Financial services firm Investec says that the difference between how much suppliers can charge the rehomed customers under the price cap—which rises to £1,277 from tomorrow—and the cost of buying gas and electricity at today’s record prices mean suppliers’ costs for each of these new customers is “at least £550.”
With that applied by the 1.5 million customers affected by the collapse of seven suppliers since August, Investec estimates that “in excess of £826m might need to be mutualised.”
That means a £30 surcharge for every household in Britain—and the bill will likely rise. Since the report’s publication on Monday, an additional three suppliers—Igloo Energy, Symbio Energy and Enstroga—have folded, inputting 230,000 customers.
By some estimates, as many as 39 suppliers could collapse this winter, leaving just ten standing. Ofgem and business and energy secretary Kwasi Kwarteng have dismissed these forecasts as overly pessimistic, but everyone is certain more supplies will go to the wall.
Defunct suppliers may also leave debts to green energy schemes, including the Renewables Obligation (RO) fund and Feed-in Tariff (FiT) schemes. Those shortfalls are also likely to be mutualised across all suppliers, again pushing up households’ bills.
The customers abandoned by these toppled suppliers will also see direct price hikes. Although their new supplier is limited in what they can charge under the price cap, its rates will almost certainly be higher than the discounted price many failed suppliers charged. Citizens Advice has estimated the overnight price hikes for rehomed customers at £30 per month.
Ofgem said it couldn’t confirm the financial impact to consumers of the recent failures until “claims have been processed,” but said it will try to “ensure that these costs are minimised.” Several surviving energy companies have said Investec’s estimates are “credible.”
The growing tab for supplier failures has bolstered calls for stricter regulation of energy companies. A chief executive at a top ten supplier told the Financial Times that it’s “100 per cent clear” the current crisis is “a result of failed regulation.”
Gillian Cooper, head of energy policy at Citizens Advice, said that consumers “too often foot the bill for supplier failures.”
“Longer term, the current chaos in the energy market just adds to the case for stronger regulation to protect consumers,” she added.
Ofgem has drawn criticism for not thoroughly checking suppliers have sufficient capital to withstand gyrations in the wholesale market and for the low barrier of entry to the market.
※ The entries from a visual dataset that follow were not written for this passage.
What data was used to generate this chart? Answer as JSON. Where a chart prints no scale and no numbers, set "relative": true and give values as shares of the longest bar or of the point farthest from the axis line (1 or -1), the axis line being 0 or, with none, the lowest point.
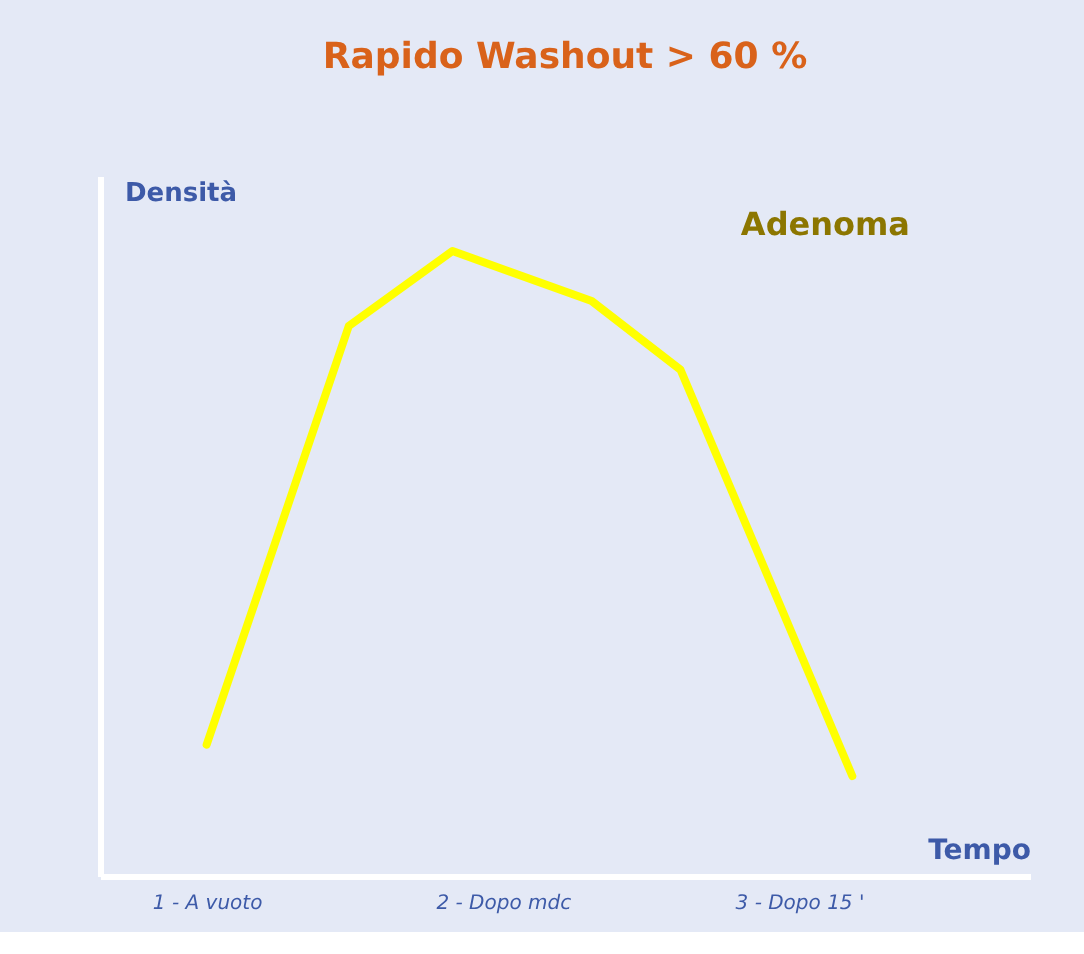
{
  "chart_data": {
    "type": "line",
    "title": "Rapido Washout > 60 %",
    "xlabel": "Tempo",
    "ylabel": "Densità",
    "relative": true,
    "x": [
      1.0,
      1.48,
      1.83,
      2.3,
      2.6,
      3.18
    ],
    "xlim": [
      0.64,
      3.78
    ],
    "xticks": [
      {
        "value": 1,
        "label": "1 - A vuoto"
      },
      {
        "value": 2,
        "label": "2 - Dopo mdc"
      },
      {
        "value": 3,
        "label": "3 - Dopo 15 '"
      }
    ],
    "series": [
      {
        "name": "Adenoma",
        "color": "#ffff00",
        "values": [
          0.21,
          0.88,
          1.0,
          0.92,
          0.81,
          0.16
        ]
      }
    ],
    "grid": false,
    "legend": false,
    "marker": "none",
    "line_style": "solid"
  }
}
Lax regulation not only led to a string of company failures after 2018, but it has also left some customers poorly served by cowboy suppliers with inadequate customer service, unrealistically low prices and shaky business models. Customers of no-name suppliers have faced inaccurate bills, long waits to have credit balances refunded, unexplained hikes in their direct debits and even threatening responses to public reviews.
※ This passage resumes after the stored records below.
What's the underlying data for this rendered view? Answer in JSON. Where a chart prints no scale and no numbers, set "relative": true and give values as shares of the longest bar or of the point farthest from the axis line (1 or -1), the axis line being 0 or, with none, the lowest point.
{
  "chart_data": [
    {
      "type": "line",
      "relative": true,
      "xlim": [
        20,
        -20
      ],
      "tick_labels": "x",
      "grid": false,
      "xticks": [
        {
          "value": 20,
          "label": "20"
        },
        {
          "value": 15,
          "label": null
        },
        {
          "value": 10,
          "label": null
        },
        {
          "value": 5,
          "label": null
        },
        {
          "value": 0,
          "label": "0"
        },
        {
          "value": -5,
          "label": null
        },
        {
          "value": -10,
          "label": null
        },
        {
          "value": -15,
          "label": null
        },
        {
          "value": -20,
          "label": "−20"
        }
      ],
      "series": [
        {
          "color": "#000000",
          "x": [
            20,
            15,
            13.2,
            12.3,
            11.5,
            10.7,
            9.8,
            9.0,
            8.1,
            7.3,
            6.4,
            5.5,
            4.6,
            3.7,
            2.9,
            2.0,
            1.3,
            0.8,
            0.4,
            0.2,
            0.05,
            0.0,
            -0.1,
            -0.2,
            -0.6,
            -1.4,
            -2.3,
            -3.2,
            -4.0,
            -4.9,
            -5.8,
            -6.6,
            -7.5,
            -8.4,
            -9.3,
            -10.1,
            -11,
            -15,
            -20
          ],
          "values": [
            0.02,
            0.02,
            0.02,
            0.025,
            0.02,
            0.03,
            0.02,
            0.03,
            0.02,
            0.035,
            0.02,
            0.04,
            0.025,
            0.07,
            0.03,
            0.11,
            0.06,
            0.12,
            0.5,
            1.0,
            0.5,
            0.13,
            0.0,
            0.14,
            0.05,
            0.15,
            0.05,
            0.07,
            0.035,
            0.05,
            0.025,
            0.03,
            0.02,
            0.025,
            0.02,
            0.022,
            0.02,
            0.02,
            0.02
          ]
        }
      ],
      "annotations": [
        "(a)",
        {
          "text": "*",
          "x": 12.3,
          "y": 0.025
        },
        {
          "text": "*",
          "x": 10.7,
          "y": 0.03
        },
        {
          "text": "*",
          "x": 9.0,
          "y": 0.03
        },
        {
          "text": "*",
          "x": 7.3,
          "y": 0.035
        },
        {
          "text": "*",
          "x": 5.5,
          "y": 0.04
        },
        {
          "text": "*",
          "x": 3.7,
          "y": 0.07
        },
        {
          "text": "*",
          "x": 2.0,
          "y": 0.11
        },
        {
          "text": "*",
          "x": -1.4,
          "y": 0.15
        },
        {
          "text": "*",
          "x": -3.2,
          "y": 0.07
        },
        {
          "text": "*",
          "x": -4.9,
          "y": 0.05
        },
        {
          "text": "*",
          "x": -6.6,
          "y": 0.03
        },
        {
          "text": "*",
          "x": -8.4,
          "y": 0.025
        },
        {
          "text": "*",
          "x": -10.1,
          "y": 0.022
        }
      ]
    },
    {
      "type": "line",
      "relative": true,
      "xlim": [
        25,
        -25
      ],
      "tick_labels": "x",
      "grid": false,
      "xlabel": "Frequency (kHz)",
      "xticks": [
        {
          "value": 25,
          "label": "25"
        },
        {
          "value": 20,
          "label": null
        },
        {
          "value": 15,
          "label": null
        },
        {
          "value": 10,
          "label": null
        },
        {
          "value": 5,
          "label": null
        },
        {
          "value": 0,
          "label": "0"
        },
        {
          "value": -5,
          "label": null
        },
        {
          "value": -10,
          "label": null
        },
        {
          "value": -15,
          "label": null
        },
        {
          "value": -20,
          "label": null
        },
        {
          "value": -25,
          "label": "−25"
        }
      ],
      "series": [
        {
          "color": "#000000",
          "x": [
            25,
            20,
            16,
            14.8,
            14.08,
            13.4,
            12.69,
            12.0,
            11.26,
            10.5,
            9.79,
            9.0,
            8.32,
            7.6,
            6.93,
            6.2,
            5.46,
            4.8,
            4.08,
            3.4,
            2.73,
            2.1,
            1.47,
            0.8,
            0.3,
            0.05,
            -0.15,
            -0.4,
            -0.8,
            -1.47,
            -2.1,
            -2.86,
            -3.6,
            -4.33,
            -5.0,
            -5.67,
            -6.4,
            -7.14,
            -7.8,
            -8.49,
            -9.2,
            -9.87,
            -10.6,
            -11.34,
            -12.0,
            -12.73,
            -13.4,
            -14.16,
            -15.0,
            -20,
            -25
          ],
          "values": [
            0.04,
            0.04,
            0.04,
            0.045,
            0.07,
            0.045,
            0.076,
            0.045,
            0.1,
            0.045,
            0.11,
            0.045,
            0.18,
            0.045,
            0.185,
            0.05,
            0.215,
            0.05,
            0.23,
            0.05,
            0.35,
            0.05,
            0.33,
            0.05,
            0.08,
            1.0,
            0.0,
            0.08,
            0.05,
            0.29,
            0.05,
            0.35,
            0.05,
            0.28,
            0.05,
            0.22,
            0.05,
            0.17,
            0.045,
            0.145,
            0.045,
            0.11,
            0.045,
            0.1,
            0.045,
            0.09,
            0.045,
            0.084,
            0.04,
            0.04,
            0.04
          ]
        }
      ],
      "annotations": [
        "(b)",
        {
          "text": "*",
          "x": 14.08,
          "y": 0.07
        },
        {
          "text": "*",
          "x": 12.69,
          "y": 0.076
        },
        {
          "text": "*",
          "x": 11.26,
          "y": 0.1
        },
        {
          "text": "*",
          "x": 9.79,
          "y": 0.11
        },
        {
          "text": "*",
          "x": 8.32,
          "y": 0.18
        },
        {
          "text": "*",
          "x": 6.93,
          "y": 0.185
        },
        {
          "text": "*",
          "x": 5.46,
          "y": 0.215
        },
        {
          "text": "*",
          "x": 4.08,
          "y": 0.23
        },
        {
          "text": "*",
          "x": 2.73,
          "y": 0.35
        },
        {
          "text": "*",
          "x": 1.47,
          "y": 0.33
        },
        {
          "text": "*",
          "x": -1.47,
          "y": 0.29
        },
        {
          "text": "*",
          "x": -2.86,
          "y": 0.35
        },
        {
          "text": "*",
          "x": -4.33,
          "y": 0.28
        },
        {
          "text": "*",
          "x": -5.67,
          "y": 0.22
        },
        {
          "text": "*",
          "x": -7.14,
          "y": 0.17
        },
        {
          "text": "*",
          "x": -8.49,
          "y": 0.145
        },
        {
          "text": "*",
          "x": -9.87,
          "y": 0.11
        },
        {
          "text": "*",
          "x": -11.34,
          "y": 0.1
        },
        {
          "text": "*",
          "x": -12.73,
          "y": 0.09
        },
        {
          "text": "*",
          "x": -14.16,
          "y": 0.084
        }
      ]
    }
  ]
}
Ofgem toughened licencing requirements for new suppliers in 2019, to ensure they had sufficient funds to trade for a year and that their management was “fit and proper. ” But these checks were only extended to existing suppliers in January of this year.
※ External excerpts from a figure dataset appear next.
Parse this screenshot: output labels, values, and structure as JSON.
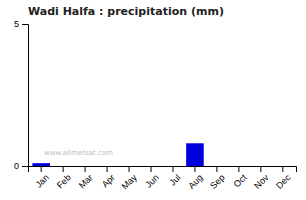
{
  "chart_data": {
    "type": "bar",
    "title": "Wadi Halfa : precipitation (mm)",
    "categories": [
      "Jan",
      "Feb",
      "Mar",
      "Apr",
      "May",
      "Jun",
      "Jul",
      "Aug",
      "Sep",
      "Oct",
      "Nov",
      "Dec"
    ],
    "values": [
      0.1,
      0.0,
      0.0,
      0.0,
      0.0,
      0.0,
      0.0,
      0.8,
      0.0,
      0.0,
      0.0,
      0.0
    ],
    "color": "#0000dd",
    "ylim": [
      0,
      5
    ],
    "yticks": [
      0,
      5
    ],
    "grid": false,
    "annotations": [
      "www.allmetsat.com"
    ]
  }
}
While some households temporarily benefited from the bargain basement prices these suppliers offered, all consumers will now face the bill for those companies’ failures.
“It is not hard to imagine that customers of stronger suppliers who now find themselves having to foot the bill for market failures are going to be somewhat aggrieved, and looking to apportion blame,” Investec’s Martin Young said.
Ofgem insisted that customers have benefited from the entry of more suppliers into the market. The widening of the market has “increased choice, resulted in new products and services and helped to keep prices low,” the regulator said.
It also defended its vetting of energy companies, saying that over the last few years it’s introduced “a programme of reforms to improve standards in the energy supply market.”